Als liebender Tierhalter sind Sie natürlich bereit, anzuerkennen, dass das, was Ihnen Schmerzen verursacht, auch bei Ihrer Katze Schmerzen hervorruft.
Dass dieser Analogieschluss nicht selbstverständlich ist, belegen die zahlreichen Diskussionen, die sich die Wissenschaft über das Thema „Schmerzen bei Tieren" in der Vergangenheit und auch heute noch liefern.
Das liegt in erster Linie natürlich daran, dass Tiere nicht verbal mit uns kommunizieren können.

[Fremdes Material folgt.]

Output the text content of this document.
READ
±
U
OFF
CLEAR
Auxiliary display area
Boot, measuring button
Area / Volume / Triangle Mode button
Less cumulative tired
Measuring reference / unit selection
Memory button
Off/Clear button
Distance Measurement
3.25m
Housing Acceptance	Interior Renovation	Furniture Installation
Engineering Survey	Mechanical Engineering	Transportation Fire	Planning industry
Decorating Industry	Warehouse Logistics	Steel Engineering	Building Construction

Sie können uns nicht mit Worten sagen, ob sie Schmerzen haben oder ein anderes Unlustgefühl, wie zum Beispiel Übelkeit oder Schwindel sie quält.
Vor allem Katzen zeigen Schmerzen häufig kaum oder nur indirekt. Daher ist es enorm wichtig für Katzenhalter und selbstverständlich auch für Tierärzte genaue Kenntnisse über das normale Verhalten gesunder Katzen zu besitzen. Nur wenn auch noch so geringfügige Änderungen im Verhalten auffällig werden, können daraus auch eventuell zugrunde liegende Schmerzzustände erkannt und behandelt werden.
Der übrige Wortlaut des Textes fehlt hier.